Public opposition has been overwhelming, with the proposed changes even receiving national attention. After seven hours of Minnesotans commenting during the Aug. 24 public hearing, with opposition to support 7:1, 455 comments — again, mostly in opposition — were uploaded through the Office of Administrative Hearing’s online portal during the public comment period. The Child Protection League has a great “Comment Highlights” section here, calling attention to the variety of organizations and individuals who submitted comments against the proposed rules.

Now, we wait to hear from ALJ Mortenson, which PELSB anticipates will be in late October or early November. American Experiment will keep you posted as soon as the ALJ’s order is issued.

Background

Included in the proposed amendments to Minnesota’s licensure rules for teachers are changes to the Standards of Effective Practice — which aspiring educators must “demonstrate” in their licensure program coursework within the 35 different teacher preparation providers in the state.

According to PELSB, the Standards of Effective Practice identify the “fundamental knowledge and skills needed to ensure Minnesota’s teachers are prepared to teach all of Minnesota’s students.” Unfortunately, the proposed changes politicize teacher training requirements, using language that is clearly political and ideological, not academic.

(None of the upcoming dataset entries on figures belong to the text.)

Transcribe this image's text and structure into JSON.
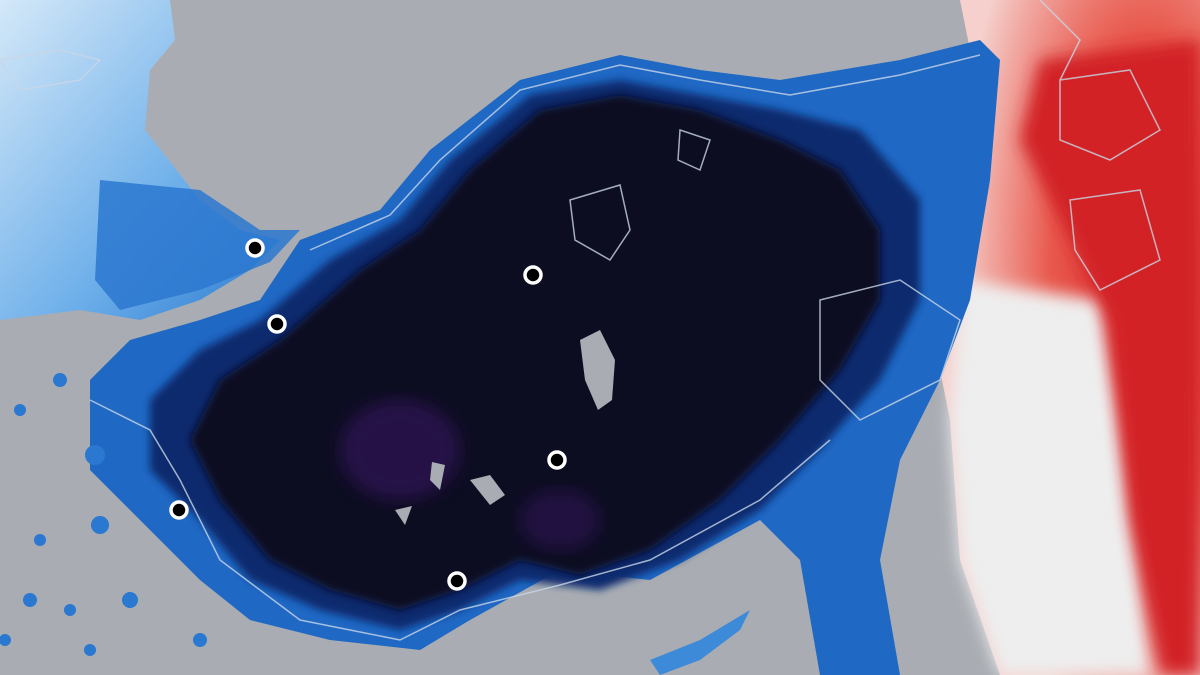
{
  "map": {
    "kind": "temperature-anomaly-map",
    "colors": {
      "sea": "#a9adb3",
      "cold_extreme": "#070b22",
      "cold_strong": "#0d2a6e",
      "cold": "#1a63c0",
      "cool": "#5fa6e6",
      "cool_light": "#bcdcf5",
      "neutral": "#f2f2f2",
      "warm": "#f07060",
      "hot": "#d8262a",
      "purple": "#3a1466",
      "contour": "#c9d6e6",
      "marker_fill": "#ffffff",
      "marker_ring": "#000000"
    },
    "markers": [
      {
        "icon": "city-marker-icon"
      },
      {
        "icon": "city-marker-icon"
      },
      {
        "icon": "city-marker-icon"
      },
      {
        "icon": "city-marker-icon"
      },
      {
        "icon": "city-marker-icon"
      },
      {
        "icon": "city-marker-icon"
      }
    ]
  }
}
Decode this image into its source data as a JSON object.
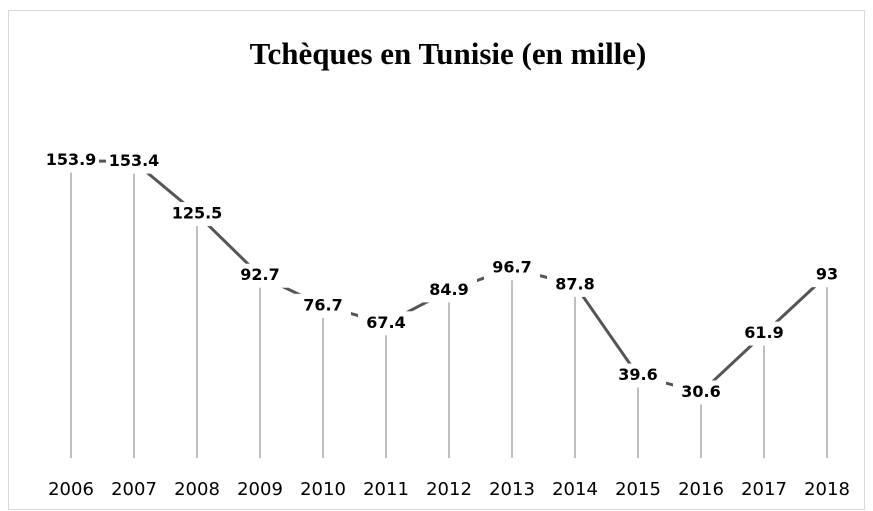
{
  "chart_data": {
    "type": "line",
    "title": "Tchèques en Tunisie (en mille)",
    "categories": [
      "2006",
      "2007",
      "2008",
      "2009",
      "2010",
      "2011",
      "2012",
      "2013",
      "2014",
      "2015",
      "2016",
      "2017",
      "2018"
    ],
    "values": [
      153.9,
      153.4,
      125.5,
      92.7,
      76.7,
      67.4,
      84.9,
      96.7,
      87.8,
      39.6,
      30.6,
      61.9,
      93
    ],
    "color": "#555555",
    "drop_line_color": "#bfbfbf"
  }
}
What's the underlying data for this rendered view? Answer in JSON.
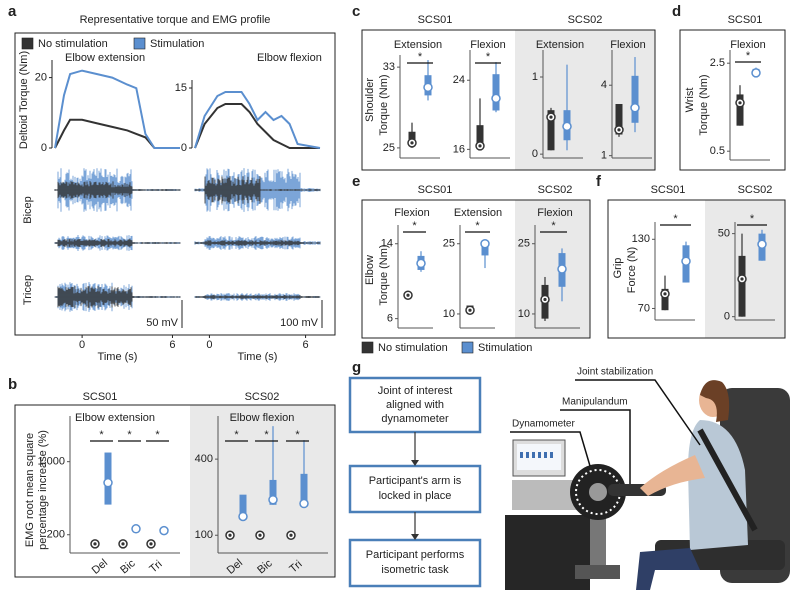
{
  "figure": {
    "panel_labels": [
      "a",
      "b",
      "c",
      "d",
      "e",
      "f",
      "g"
    ],
    "a_title": "Representative torque and EMG profile",
    "a_ylabel": "Deltoid Torque (Nm)",
    "a_rows": [
      "Bicep",
      "Tricep"
    ],
    "a_scale_bars": [
      "50 mV",
      "100 mV"
    ],
    "b_groups": [
      "SCS01",
      "SCS02"
    ],
    "b_ylabel": [
      "EMG root mean square",
      "percentage increase (%)"
    ],
    "c_groups": [
      "SCS01",
      "SCS02"
    ],
    "c_row": "Shoulder",
    "c_ylabel": "Torque (Nm)",
    "d_group": "SCS01",
    "d_row": "Wrist",
    "d_ylabel": "Torque (Nm)",
    "e_groups": [
      "SCS01",
      "SCS02"
    ],
    "e_row": "Elbow",
    "e_ylabel": "Torque (Nm)",
    "f_groups": [
      "SCS01",
      "SCS02"
    ],
    "f_row": "Grip",
    "f_ylabel": "Force (N)",
    "legend": {
      "names": [
        "No stimulation",
        "Stimulation"
      ],
      "colors": [
        "#333333",
        "#5b8fcf"
      ]
    },
    "g_steps": [
      [
        "Joint of interest",
        "aligned with",
        "dynamometer"
      ],
      [
        "Participant's arm is",
        "locked in place"
      ],
      [
        "Participant performs",
        "isometric task"
      ]
    ],
    "g_callouts": [
      "Joint stabilization",
      "Manipulandum",
      "Dynamometer"
    ]
  },
  "chart_data": [
    {
      "type": "line",
      "title": "Elbow extension",
      "x_label": "Time (s)",
      "x": [
        -1.8,
        -1.2,
        -0.8,
        0,
        1,
        2,
        3,
        3.6,
        4.2,
        4.8,
        6.5
      ],
      "series": [
        {
          "name": "No stimulation",
          "color": "#333333",
          "values": [
            0,
            5,
            8,
            8,
            7,
            6,
            5,
            4,
            3,
            0,
            0
          ]
        },
        {
          "name": "Stimulation",
          "color": "#5b8fcf",
          "values": [
            0,
            15,
            21,
            22,
            21,
            20,
            18,
            17,
            4,
            0,
            0
          ]
        }
      ],
      "xlim": [
        -1.8,
        6.5
      ],
      "xticks": [
        0,
        6
      ],
      "ylim": [
        0,
        25
      ],
      "yticks": [
        0,
        20
      ]
    },
    {
      "type": "line",
      "title": "Elbow flexion",
      "x_label": "Time (s)",
      "x": [
        -0.9,
        -0.3,
        0.5,
        1,
        2,
        2.5,
        3,
        3.5,
        4,
        4.5,
        5,
        5.5,
        6.9
      ],
      "series": [
        {
          "color": "#333333",
          "values": [
            0,
            6,
            10,
            11,
            11,
            9,
            6,
            4,
            2,
            1,
            0,
            0,
            0
          ]
        },
        {
          "color": "#5b8fcf",
          "values": [
            0,
            8,
            13,
            14,
            14,
            11,
            7,
            9,
            7,
            8,
            6,
            1,
            0
          ]
        }
      ],
      "xlim": [
        -0.9,
        6.9
      ],
      "xticks": [
        0,
        6
      ],
      "ylim": [
        0,
        17
      ],
      "yticks": [
        0,
        15
      ]
    },
    {
      "type": "box",
      "title": "Elbow extension",
      "categories": [
        "Del",
        "Bic",
        "Tri"
      ],
      "ylim": [
        0,
        1500
      ],
      "yticks": [
        200,
        {
          "value": 1000,
          "label": "1,000"
        }
      ],
      "significance": [
        "*",
        "*",
        "*"
      ],
      "series": [
        {
          "median": [
            100,
            100,
            100
          ]
        },
        {
          "q1": [
            530,
            null,
            null
          ],
          "median": [
            770,
            265,
            245
          ],
          "q3": [
            1100,
            null,
            null
          ]
        }
      ]
    },
    {
      "type": "box",
      "title": "Elbow flexion",
      "categories": [
        "Del",
        "Bic",
        "Tri"
      ],
      "ylim": [
        30,
        570
      ],
      "yticks": [
        100,
        400
      ],
      "significance": [
        "*",
        "*",
        "*"
      ],
      "series": [
        {
          "median": [
            100,
            100,
            100
          ]
        },
        {
          "q1": [
            162,
            220,
            217
          ],
          "median": [
            174,
            240,
            225
          ],
          "q3": [
            260,
            318,
            342
          ],
          "max": [
            null,
            530,
            475
          ]
        }
      ]
    },
    {
      "type": "box",
      "title": "Extension",
      "ylim": [
        24,
        34.2
      ],
      "yticks": [
        25,
        33
      ],
      "significance": [
        "*"
      ],
      "series": [
        {
          "min": [
            25
          ],
          "q1": [
            25.3
          ],
          "median": [
            25.5
          ],
          "q3": [
            26.6
          ],
          "max": [
            27.5
          ]
        },
        {
          "min": [
            29.7
          ],
          "q1": [
            30.2
          ],
          "median": [
            31
          ],
          "q3": [
            32.2
          ],
          "max": [
            33.7
          ]
        }
      ]
    },
    {
      "type": "box",
      "title": "Flexion",
      "ylim": [
        15,
        27.5
      ],
      "yticks": [
        16,
        24
      ],
      "significance": [
        "*"
      ],
      "series": [
        {
          "q1": [
            16.2
          ],
          "median": [
            16.4
          ],
          "q3": [
            18.8
          ],
          "max": [
            21.9
          ]
        },
        {
          "min": [
            20.3
          ],
          "q1": [
            20.5
          ],
          "median": [
            21.9
          ],
          "q3": [
            24.7
          ],
          "max": [
            26.1
          ]
        }
      ]
    },
    {
      "type": "box",
      "title": "Extension",
      "ylim": [
        -0.05,
        1.35
      ],
      "yticks": [
        0,
        1
      ],
      "series": [
        {
          "min": [
            0.05
          ],
          "q1": [
            0.05
          ],
          "median": [
            0.48
          ],
          "q3": [
            0.57
          ],
          "max": [
            0.6
          ]
        },
        {
          "min": [
            0.05
          ],
          "q1": [
            0.18
          ],
          "median": [
            0.36
          ],
          "q3": [
            0.57
          ],
          "max": [
            1.16
          ]
        }
      ]
    },
    {
      "type": "box",
      "title": "Flexion",
      "ylim": [
        0.9,
        5.5
      ],
      "yticks": [
        1,
        4
      ],
      "series": [
        {
          "min": [
            1.8
          ],
          "q1": [
            1.9
          ],
          "median": [
            2.1
          ],
          "q3": [
            3.2
          ],
          "max": [
            3.2
          ]
        },
        {
          "min": [
            2
          ],
          "q1": [
            2.4
          ],
          "median": [
            3.04
          ],
          "q3": [
            4.4
          ],
          "max": [
            5.2
          ]
        }
      ]
    },
    {
      "type": "box",
      "title": "Flexion",
      "ylim": [
        0.3,
        2.8
      ],
      "yticks": [
        0.5,
        2.5
      ],
      "significance": [
        "*"
      ],
      "series": [
        {
          "min": [
            1.08
          ],
          "q1": [
            1.08
          ],
          "median": [
            1.6
          ],
          "q3": [
            1.79
          ],
          "max": [
            2
          ]
        },
        {
          "min": [
            2.2
          ],
          "q1": [
            2.22
          ],
          "median": [
            2.28
          ],
          "q3": [
            2.37
          ],
          "max": [
            2.4
          ]
        }
      ]
    },
    {
      "type": "box",
      "title": "Flexion",
      "ylim": [
        5,
        16
      ],
      "yticks": [
        6,
        14
      ],
      "significance": [
        "*"
      ],
      "series": [
        {
          "median": [
            8.5
          ]
        },
        {
          "min": [
            11
          ],
          "q1": [
            11.2
          ],
          "median": [
            11.9
          ],
          "q3": [
            12.7
          ],
          "max": [
            13.2
          ]
        }
      ]
    },
    {
      "type": "box",
      "title": "Extension",
      "ylim": [
        7,
        29
      ],
      "yticks": [
        10,
        25
      ],
      "significance": [
        "*"
      ],
      "series": [
        {
          "q1": [
            10.3
          ],
          "median": [
            10.8
          ],
          "q3": [
            11.8
          ]
        },
        {
          "min": [
            19.8
          ],
          "q1": [
            22.5
          ],
          "median": [
            25
          ],
          "q3": [
            25.6
          ]
        }
      ]
    },
    {
      "type": "box",
      "title": "Flexion",
      "ylim": [
        7,
        29
      ],
      "yticks": [
        10,
        25
      ],
      "significance": [
        "*"
      ],
      "series": [
        {
          "min": [
            8.5
          ],
          "q1": [
            9
          ],
          "median": [
            13.1
          ],
          "q3": [
            16.2
          ],
          "max": [
            17.9
          ]
        },
        {
          "min": [
            12.7
          ],
          "q1": [
            15.8
          ],
          "median": [
            19.6
          ],
          "q3": [
            23
          ],
          "max": [
            24
          ]
        }
      ]
    },
    {
      "type": "box",
      "ylim": [
        60,
        145
      ],
      "yticks": [
        70,
        130
      ],
      "significance": [
        "*"
      ],
      "series": [
        {
          "q1": [
            68.5
          ],
          "median": [
            82.7
          ],
          "q3": [
            87
          ],
          "max": [
            98.5
          ]
        },
        {
          "q1": [
            92.5
          ],
          "median": [
            111
          ],
          "q3": [
            124.8
          ],
          "max": [
            128
          ]
        }
      ]
    },
    {
      "type": "box",
      "ylim": [
        -2,
        57
      ],
      "yticks": [
        0,
        50
      ],
      "significance": [
        "*"
      ],
      "series": [
        {
          "q1": [
            0
          ],
          "median": [
            22.7
          ],
          "q3": [
            36.6
          ],
          "max": [
            50
          ]
        },
        {
          "q1": [
            33.7
          ],
          "median": [
            43.6
          ],
          "q3": [
            50
          ],
          "max": [
            52.3
          ]
        }
      ]
    }
  ]
}
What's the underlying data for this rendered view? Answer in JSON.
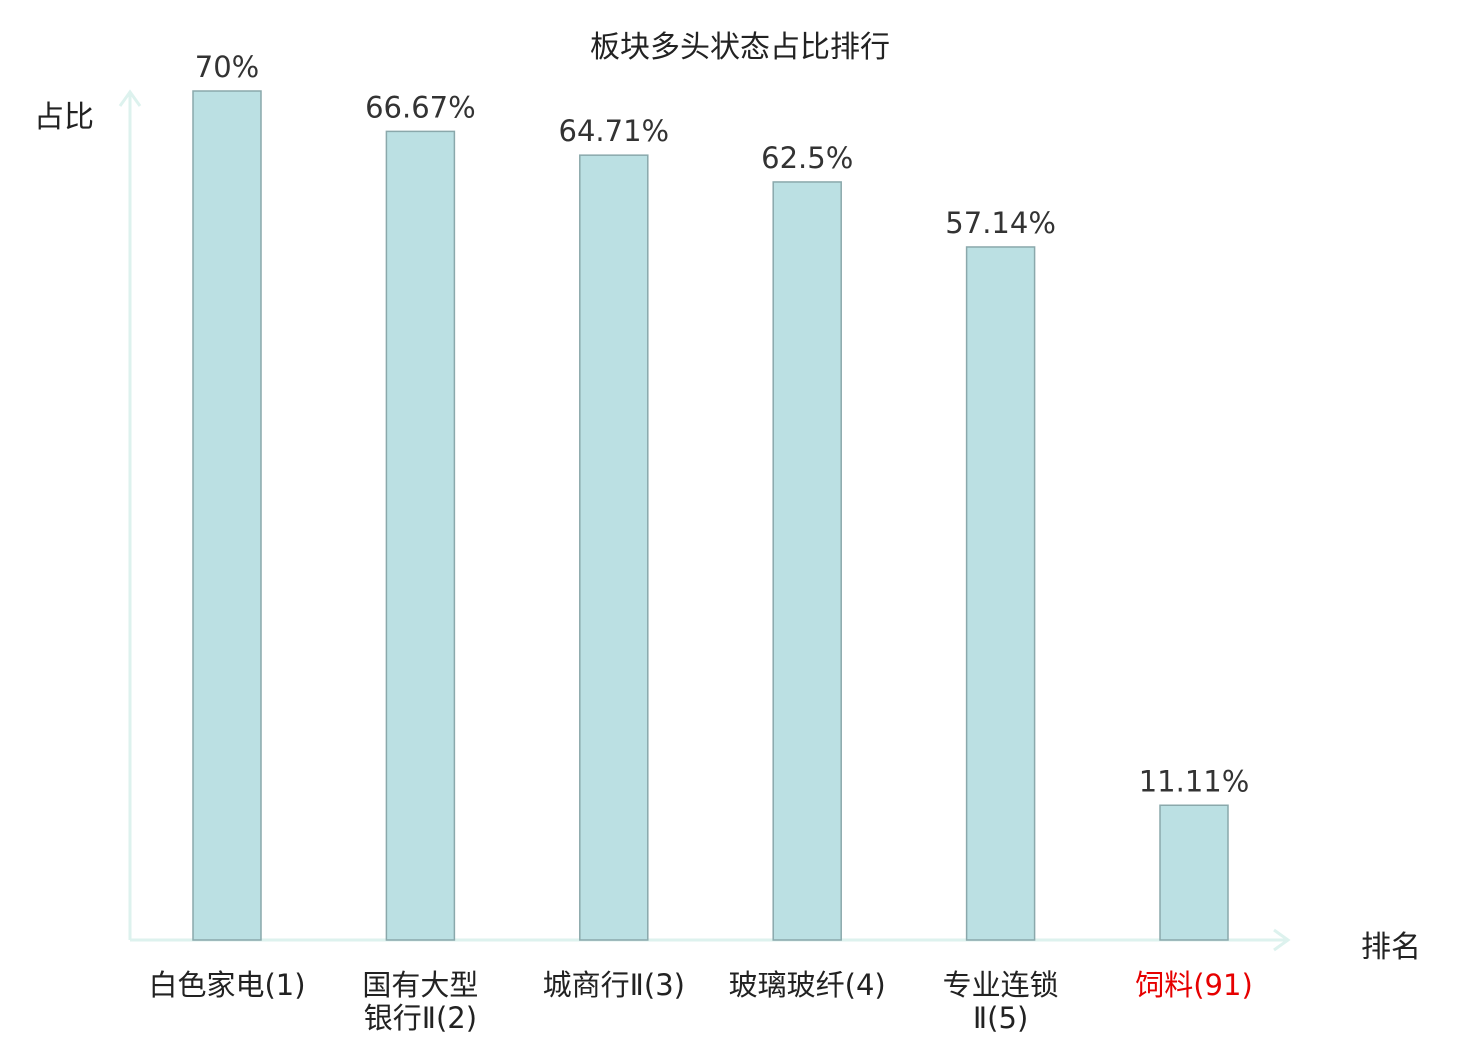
{
  "chart_data": {
    "type": "bar",
    "title": "板块多头状态占比排行",
    "ylabel": "占比",
    "xlabel": "排名",
    "ylim": [
      0,
      75
    ],
    "grid": false,
    "categories": [
      [
        "白色家电(1)"
      ],
      [
        "国有大型",
        "银行Ⅱ(2)"
      ],
      [
        "城商行Ⅱ(3)"
      ],
      [
        "玻璃玻纤(4)"
      ],
      [
        "专业连锁",
        "Ⅱ(5)"
      ],
      [
        "饲料(91)"
      ]
    ],
    "values": [
      70,
      66.67,
      64.71,
      62.5,
      57.14,
      11.11
    ],
    "value_labels": [
      "70%",
      "66.67%",
      "64.71%",
      "62.5%",
      "57.14%",
      "11.11%"
    ],
    "highlight_index": 5,
    "colors": {
      "bar_fill": "#bbe0e3",
      "bar_stroke": "#8aa8ab",
      "axis": "#ddf2ee",
      "highlight_label": "#e60000",
      "label": "#333333"
    }
  }
}
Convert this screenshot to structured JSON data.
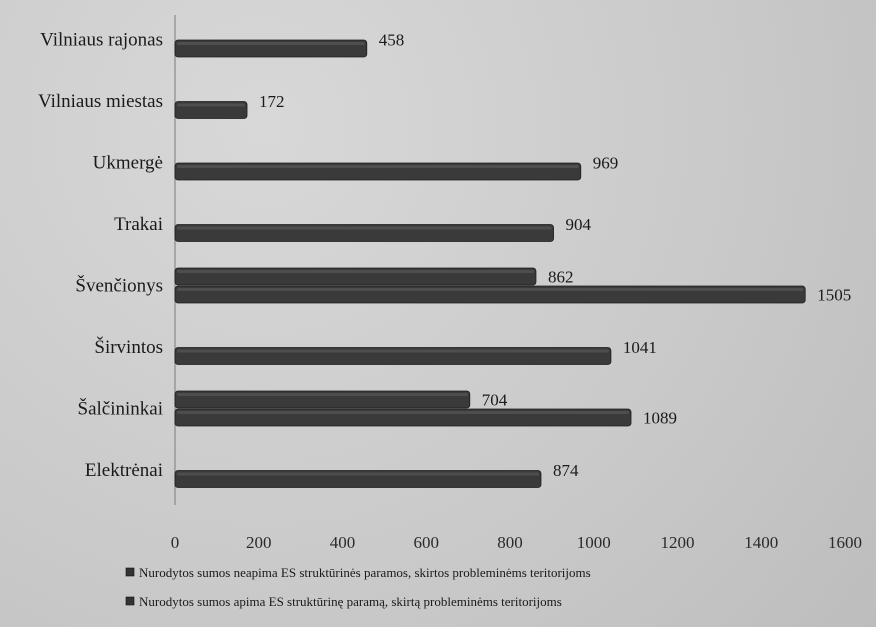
{
  "chart_data": {
    "type": "bar",
    "orientation": "horizontal",
    "categories": [
      "Vilniaus rajonas",
      "Vilniaus miestas",
      "Ukmergė",
      "Trakai",
      "Švenčionys",
      "Širvintos",
      "Šalčininkai",
      "Elektrėnai"
    ],
    "series": [
      {
        "name": "Nurodytos sumos neapima ES struktūrinės paramos, skirtos probleminėms teritorijoms",
        "values": [
          null,
          null,
          null,
          null,
          862,
          null,
          704,
          null
        ],
        "color": "#3a3a3a"
      },
      {
        "name": "Nurodytos sumos apima ES struktūrinę paramą, skirtą probleminėms teritorijoms",
        "values": [
          458,
          172,
          969,
          904,
          1505,
          1041,
          1089,
          874
        ],
        "color": "#3a3a3a"
      }
    ],
    "data_labels": [
      [
        "",
        "458"
      ],
      [
        "",
        "172"
      ],
      [
        "",
        "969"
      ],
      [
        "",
        "904"
      ],
      [
        "862",
        "1505"
      ],
      [
        "",
        "1041"
      ],
      [
        "704",
        "1089"
      ],
      [
        "",
        "874"
      ]
    ],
    "xticks": [
      "0",
      "200",
      "400",
      "600",
      "800",
      "1000",
      "1200",
      "1400",
      "1600"
    ],
    "xlim": [
      0,
      1600
    ],
    "grid": false,
    "legend_position": "bottom"
  }
}
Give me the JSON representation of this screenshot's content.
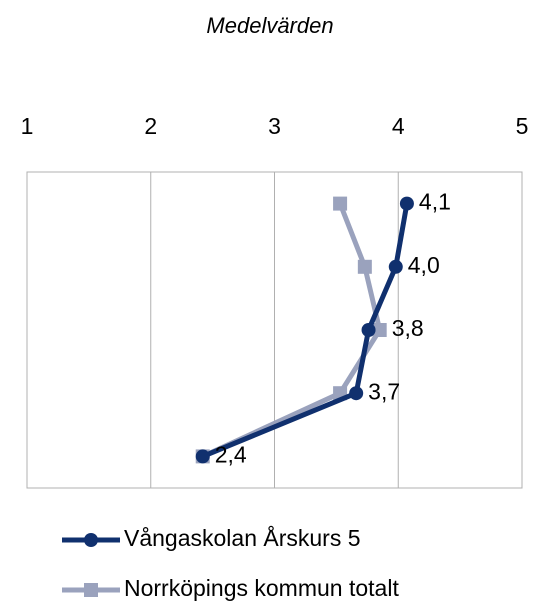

Proposed language includes:

  • “The teacher understands multiple theories of race and ethnicity, including but not limited to racial formation, processes of racialization, and intersectionality.”
  • “The teacher understands how ethno-centrism, eurocentrism, deficit-based teaching, and white supremacy undermine pedagogical equity.”
  • “The teacher understands that knowledge of creation, ways of knowing, and teaching are social and cultural practices shaped by race and ethnicity, often resulting in racially disparate advantages and disadvantages.”
  • “The teacher understands the impact of the intersection of race and ethnicity with other forms of difference, including class, gender, sexuality, religion, national origin, immigration status, language, ability, and age.”
  • “The teacher creates opportunities for students to learn about power, privilege, intersectionality, and systemic oppression in the context of various communities and empowers learners to be agents of social change to promote equity.”
  • “The teacher understands how prejudice, discrimination, and racism operates at the interpersonal, intergroup, and institutional levels.”
  • “The teacher assesses how their biases, perceptions, and academic training may affect their teaching practice and perpetuate oppressive systems and utilizes tools to mitigate their own behavior to disrupt oppressive systems.”